Sea Fever désarçonne en choisissant comme personnage principal une étudiante en biologie marine asociale, Siobhan (Hermione Corfield). Du haut de ses connaissances scientifiques, la jeune femme goûte peu la proximité imposée avec l’équipage d’un chalutier sur lequel elle joue les observatrices de la faune maritime. Quand les marins du bateau s’accrochent aux superstitions et légendes anciennes, Siobhan parle phytoplancton et cycle de vie des espèces menacées. Même si elle se décoince au fil des événements, cette héroïne n’est pas des plus chaleureuses. Le contraste avec le couple aux commandes du rafiot, incarné par Dougray Scott et Connie Nielsen, comme avec les autres membres, est d’autant plus frappant – et intéressant à explorer, même si plusieurs de ces personnages restent sommairement dessinés. Quand le capitaine Gerard décide d’investir une zone de pêche interdite, le bateau entre en contact avec une espèce inconnue, du genre tentaculaire. Immobilisée, l’embarcation est bientôt envahie par une substance infectieuse mortelle. Chacun va devoir puiser dans ses ressources pour espérer revenir vivant à bon port…

« Il est attachant ce bateau où la promiscuité a permis de créer une communauté soudée et fragile à la fois. »

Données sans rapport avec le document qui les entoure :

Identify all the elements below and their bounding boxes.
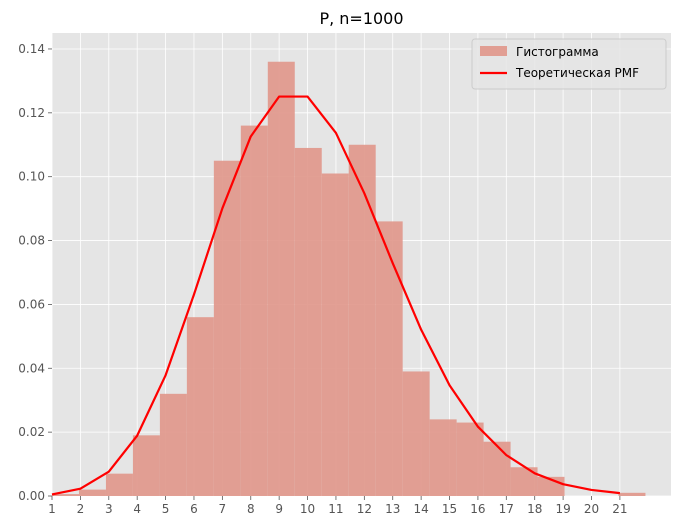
histogram-bars (52, 61, 646, 497)
legend-histogram-label: Гистограмма (516, 45, 599, 59)
x-tick-label: 5 (162, 502, 170, 516)
x-tick-label: 9 (275, 502, 283, 516)
y-tick-label: 0.10 (18, 170, 45, 184)
x-tick-label: 16 (470, 502, 485, 516)
legend: Гистограмма Теоретическая PMF (471, 38, 667, 90)
x-tick-label: 18 (527, 502, 542, 516)
x-tick-label: 4 (133, 502, 141, 516)
pmf-line-layer (51, 95, 621, 496)
y-tick-label: 0.02 (18, 425, 45, 439)
x-tick-label: 15 (442, 502, 457, 516)
x-tick-label: 19 (555, 502, 570, 516)
x-tick-label: 14 (413, 502, 428, 516)
histogram-bar (213, 160, 241, 497)
histogram-bar (78, 489, 106, 496)
x-tick-label: 1 (48, 502, 56, 516)
histogram-bar (52, 494, 79, 496)
histogram-bar (402, 371, 430, 496)
x-tick-label: 17 (499, 502, 514, 516)
histogram-bar (240, 125, 268, 496)
x-tick-label: 3 (105, 502, 113, 516)
histogram-bar (132, 435, 160, 496)
legend-box (471, 38, 667, 90)
histogram-bar (294, 147, 322, 496)
x-tick-label: 7 (219, 502, 227, 516)
y-tick-label: 0.08 (18, 234, 45, 248)
histogram-bar (321, 173, 349, 496)
x-tick-label: 10 (300, 502, 315, 516)
histogram-bar (618, 492, 646, 496)
pmf-line (51, 95, 621, 496)
x-tick-label: 8 (247, 502, 255, 516)
histogram-bar (348, 144, 376, 497)
histogram-bar (375, 221, 403, 496)
y-tick-label: 0.00 (18, 489, 45, 503)
histogram-bar (483, 441, 511, 496)
histogram-bar (429, 419, 457, 496)
y-tick-label: 0.12 (18, 106, 45, 120)
histogram-bar (186, 317, 214, 496)
histogram-bar (456, 422, 484, 496)
x-tick-label: 2 (77, 502, 85, 516)
y-tick-label: 0.14 (18, 42, 45, 56)
y-tick-label: 0.06 (18, 297, 45, 311)
histogram-bar (105, 473, 133, 496)
y-tick-label: 0.04 (18, 361, 45, 375)
x-tick-label: 13 (385, 502, 400, 516)
x-tick-label: 20 (584, 502, 599, 516)
legend-pmf-label: Теоретическая PMF (515, 66, 639, 80)
histogram-bar (159, 393, 187, 496)
x-tick-label: 12 (357, 502, 372, 516)
histogram-bar (267, 61, 295, 497)
x-tick-label: 11 (328, 502, 343, 516)
x-tick-label: 6 (190, 502, 198, 516)
legend-histogram-swatch (480, 46, 507, 56)
chart-title: P, n=1000 (319, 9, 403, 28)
axes: 0.000.020.040.060.080.100.120.141 2 3 4 5 6 7 8… (18, 42, 627, 516)
x-tick-label: 21 (612, 502, 627, 516)
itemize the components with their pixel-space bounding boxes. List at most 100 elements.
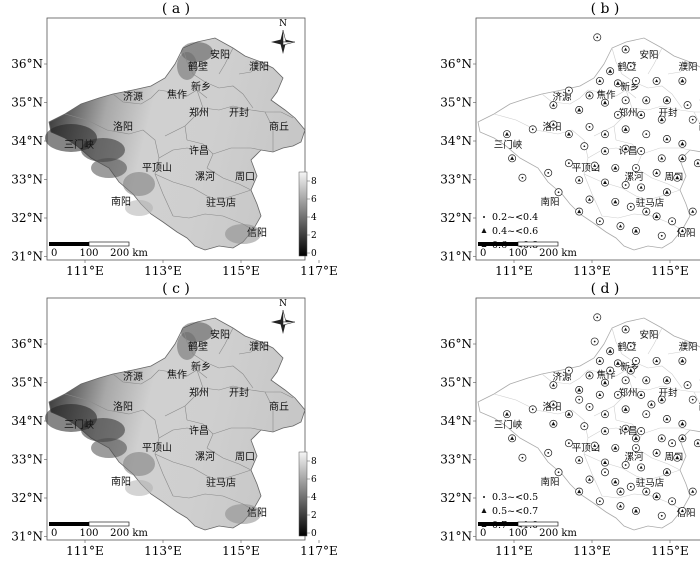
station-marker: [668, 217, 677, 226]
colorbar-tick: 4: [311, 213, 317, 223]
lat-label: 36°N: [440, 57, 472, 71]
lon-label: 115°E: [651, 264, 689, 278]
station-marker: [626, 62, 635, 71]
terrain-shade: [125, 200, 153, 216]
city-label: 鹤壁: [188, 60, 208, 73]
colorbar-tick: 4: [311, 493, 317, 503]
city-label: 南阳: [111, 195, 131, 208]
station-marker: [657, 395, 666, 404]
station-marker: [575, 176, 584, 185]
panel-label: ( d ): [591, 281, 620, 297]
city-label: 商丘: [269, 400, 289, 413]
colorbar-tick: 0: [311, 249, 317, 259]
city-boundary: [238, 341, 262, 355]
lat-label: 32°N: [11, 211, 43, 225]
city-label: 洛阳: [113, 120, 133, 133]
lat-label: 33°N: [440, 173, 472, 187]
scale-tick: 200 km: [539, 528, 577, 539]
city-boundary: [154, 453, 252, 481]
city-boundary: [601, 493, 683, 511]
city-boundary: [158, 369, 208, 379]
station-marker: [616, 487, 625, 496]
city-boundary: [184, 89, 204, 141]
station-marker: [613, 79, 622, 88]
city-boundary: [601, 213, 683, 231]
station-marker: [693, 439, 700, 448]
station-marker: [621, 325, 630, 334]
lon-label: 117°E: [300, 544, 338, 558]
station-marker: [637, 183, 646, 192]
lon-label: 113°E: [144, 264, 182, 278]
station-marker: [683, 381, 692, 390]
city-boundary: [186, 419, 214, 449]
city-boundary: [615, 139, 643, 169]
station-marker: [611, 164, 620, 172]
lat-label: 31°N: [11, 250, 43, 264]
station-marker: [508, 154, 517, 163]
station-marker: [683, 101, 692, 110]
legend-triangle-icon: [481, 228, 487, 233]
scale-tick: 0: [51, 248, 57, 259]
map-panel-d: ( d )安阳鹤壁濮阳新乡焦作济源郑州开封商丘三门峡洛阳许昌平顶山漯河周口南阳驻…: [440, 281, 700, 558]
scale-bar: 0 100 200 km: [49, 241, 148, 259]
station-marker: [544, 448, 553, 457]
lat-label: 33°N: [11, 173, 43, 187]
city-boundary: [164, 125, 186, 137]
station-marker: [575, 395, 584, 404]
city-boundary: [154, 173, 252, 201]
station-marker: [595, 217, 604, 226]
lat-label: 33°N: [440, 453, 472, 467]
station-marker: [657, 511, 666, 520]
city-boundary: [112, 369, 160, 385]
city-label: 漯河: [624, 451, 644, 463]
city-label: 濮阳: [249, 60, 269, 73]
station-marker: [678, 76, 687, 85]
colorbar-tick: 8: [311, 177, 317, 187]
station-marker: [528, 405, 537, 414]
lat-label: 32°N: [11, 491, 43, 505]
city-boundary: [541, 369, 589, 385]
scale-bar: 0 100 200 km: [478, 241, 577, 259]
station-marker: [549, 101, 558, 110]
station-marker: [662, 135, 671, 143]
station-marker: [549, 419, 558, 428]
lat-label: 34°N: [11, 134, 43, 148]
lon-label: 115°E: [222, 544, 260, 558]
scale-tick: 0: [480, 528, 486, 539]
terrain-shade: [123, 172, 155, 196]
station-marker: [580, 142, 589, 151]
city-label: 濮阳: [678, 341, 697, 353]
terrain-shade: [81, 138, 125, 162]
city-label: 焦作: [167, 88, 187, 101]
legend-dot-icon: [483, 216, 485, 218]
station-marker: [637, 463, 646, 472]
lat-label: 34°N: [11, 414, 43, 428]
station-marker: [621, 461, 630, 469]
station-marker: [688, 115, 697, 124]
city-label: 濮阳: [678, 61, 697, 73]
station-marker: [662, 415, 671, 423]
province-outline: [477, 37, 700, 251]
city-boundary: [202, 385, 274, 432]
station-marker: [590, 161, 599, 170]
map-frame: [475, 297, 700, 541]
city-label: 南阳: [540, 196, 559, 208]
station-marker: [564, 86, 573, 95]
city-label: 驻马店: [636, 477, 665, 489]
lat-label: 36°N: [11, 337, 43, 351]
station-marker: [508, 434, 517, 443]
station-marker: [575, 487, 584, 496]
city-label: 安阳: [639, 329, 658, 341]
city-label: 安阳: [210, 48, 230, 61]
city-boundary: [158, 427, 202, 439]
station-marker: [575, 106, 584, 114]
lon-label: 117°E: [300, 264, 338, 278]
city-label: 焦作: [596, 89, 616, 101]
city-label: 商丘: [698, 121, 700, 133]
colorbar-tick: 2: [311, 511, 317, 521]
city-boundary: [158, 147, 202, 159]
elevation-colorbar: 8 6 4 2 0: [298, 451, 317, 539]
city-label: 三门峡: [64, 418, 94, 431]
terrain-shade: [177, 332, 197, 360]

Avec sa contamination insidieuse qui infecte un petit groupe de personnages, son décor isolé du monde et l’apocalypse planant comme une menace sur l’histoire, Sea Fever ne peut donc éviter d’être comparé au classique de l’ami charpentier. Si on échappe à une scène de test sanguin (le virus est ici visible en regardant le blanc des yeux – une méthode établie après la disparition spectaculairement gore d’un des protagonistes), Neasa Hardiman se permet de faire intervenir un deuxième bateau à explorer, où les découvertes se révèlent aussi macabres que dans le « camp des Norvégiens » du film de 1982. Cette impression de déjà-vu, si elle semble assumée, ne se fait toutefois pas au détriment de la personnalité du film. D’une part, Sea Fever, grâce à une habile gestion de l’espace, tire le meilleur de son décor marin, comme chez Spielberg ou Philip Noyce (Calme Blanc) en leur temps. Il est attachant  ce bateau modeste, mais robuste, où la promiscuité et des fins de mois difficiles a permis de créer une communauté soudée et fragile à la fois.

Halte au massacre

Sea Fever : contamination

Par ailleurs, le film a l’intelligence ne pas chercher le sensationnel à tout prix. Finalement assez peu sanglant, Sea Fever joue la carte de la retenue, y compris dans le comportement de son héroïne : pour une fois, il ne s’agit pas d’exterminer la menace par tous les moyens possible, mais de trouver une solution pour retrouver la terre ferme. La créature, qui reste pour l’essentiel dans l’ombre, est moins un monstre qu’une donnée inconnue des hommes. Son instinct l’amène à voir le bateau comme une proie et celui-ci a de fait envahi un territoire symboliquement interdit, préservé. Il n’y a qu’à voir le final, qui nous prive d’un climax attendu pour privilégier une image poétique d’abandon et de fusion avec la nature, pour comprendre les intentions de la réalisatrice. Là où on s’attendait à une série B vicieuse,méchante, Sea Fever se révèle être un huis clos patient et mesuré, peut-être trop mou, peut-être trop timide. Un film entre deux eaux, sans mauvais jeu de mots, qui aurait pu s’affranchir de certains clichés et références voyantes. Pas de quoi cependant nous faire regretter d’être monté à bord.